I should have known better, but I forgot my book and had a 40-minute train ride ahead of me... I bought an issue of In Touch last week. I expected to look at some pictures of pretty people and read some gossip, some of which of course would be about so-and-so's diet or bikini body or whatever, but what I got was a new level of obnoxious I didn't know existed.
Sections entitled "Weight Update," "Body News," "Body Report" (more in-depth journalism than "Body News"?) and "Fit and Fab" are a Goldilocks story of who's too fat, who's too skinny and who's just right - this week at least.
An article entitled "Gaga gains some LOVE POUNDS" features then and now photos of the pop star and declares her "workout obsessed" in the former and "fleshier" in the latter. Although the article speculates that the extra pounds might signify "happiness weight," the conclusion is that Gaga will thankfully be back in shape soon: "... surely, it's just a matter of time before the lovebirds hit the treadmills together and Gaga gets her washboard abs back - all in the name of love!"

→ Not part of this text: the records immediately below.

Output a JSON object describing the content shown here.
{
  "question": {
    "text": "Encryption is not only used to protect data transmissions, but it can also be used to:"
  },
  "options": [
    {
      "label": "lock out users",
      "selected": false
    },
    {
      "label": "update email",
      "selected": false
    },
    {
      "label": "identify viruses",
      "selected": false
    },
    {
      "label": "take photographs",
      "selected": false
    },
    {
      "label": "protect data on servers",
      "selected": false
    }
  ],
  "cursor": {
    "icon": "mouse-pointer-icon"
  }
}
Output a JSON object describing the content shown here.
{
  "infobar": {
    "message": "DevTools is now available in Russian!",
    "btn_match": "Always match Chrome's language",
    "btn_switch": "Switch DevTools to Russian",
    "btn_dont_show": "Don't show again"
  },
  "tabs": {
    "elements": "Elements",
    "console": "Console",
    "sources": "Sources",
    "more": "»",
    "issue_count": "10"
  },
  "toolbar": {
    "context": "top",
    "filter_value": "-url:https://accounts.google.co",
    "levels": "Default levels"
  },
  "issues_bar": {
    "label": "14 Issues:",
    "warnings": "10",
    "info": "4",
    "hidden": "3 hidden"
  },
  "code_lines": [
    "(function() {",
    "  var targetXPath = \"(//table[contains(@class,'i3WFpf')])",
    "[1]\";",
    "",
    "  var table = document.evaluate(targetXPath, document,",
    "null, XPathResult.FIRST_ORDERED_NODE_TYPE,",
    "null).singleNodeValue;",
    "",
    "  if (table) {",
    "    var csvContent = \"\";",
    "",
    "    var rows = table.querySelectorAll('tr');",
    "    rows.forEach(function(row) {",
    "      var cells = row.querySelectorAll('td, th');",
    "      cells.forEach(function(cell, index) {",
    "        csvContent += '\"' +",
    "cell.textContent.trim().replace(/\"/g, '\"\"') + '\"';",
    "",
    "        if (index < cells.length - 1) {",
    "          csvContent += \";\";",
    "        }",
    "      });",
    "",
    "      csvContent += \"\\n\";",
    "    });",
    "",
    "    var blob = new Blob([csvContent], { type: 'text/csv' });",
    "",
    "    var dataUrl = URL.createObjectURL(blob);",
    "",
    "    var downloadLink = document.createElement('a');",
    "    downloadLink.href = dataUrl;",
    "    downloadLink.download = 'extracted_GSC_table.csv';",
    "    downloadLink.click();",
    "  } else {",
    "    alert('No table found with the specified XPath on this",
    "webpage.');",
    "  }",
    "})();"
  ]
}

But another article, "Has Lea lost TOO MUCH WEIGHT?" (their capitalization... gripping), expresses concern that the Glee star's "extreme diet and workouts" are unhealthy. The article discusses the detrimental idea of perfection in "Hollywood," but conveniently leaves out the role tabloids play... A sidebar on co-star Jenna Ushkowitz mentions that she has dropped 10 pounds and now weighs 108. Good to know so readers can obsessively compare themselves - thanks In Touch!
Carrie Underwood, however, is applauded for her workouts in "The secret to her amazing legs." Not sure why amazing isn't in all caps, but the subhead makes up for it: "It's not just that post-wedding glow that has Carrie Underwood looking hotter than ever!" Her trainer tells the magazine Carrie "trains like a pro athlete." Apparently the singer has managed to balance on the fine between obsessed and fabulous.
And finally, "What's their bikini age?" scrutinizes six side-by-side celeb photos, calling those whose routines entail just the right mix of exercise, plastic surgery and splash of anorexia "hot mama" and "electrifying," and the losers "bloated and saggy" and "boyish."
What a clever editorial calendar: Publish some unflattering cellulite photos, then document the transformation in a feel-good feature, then write up a news alert when the diet and exercise go too far. This utter ridiculousness will either encourage us to give up the chase for "perfection"... or there's really no hope left.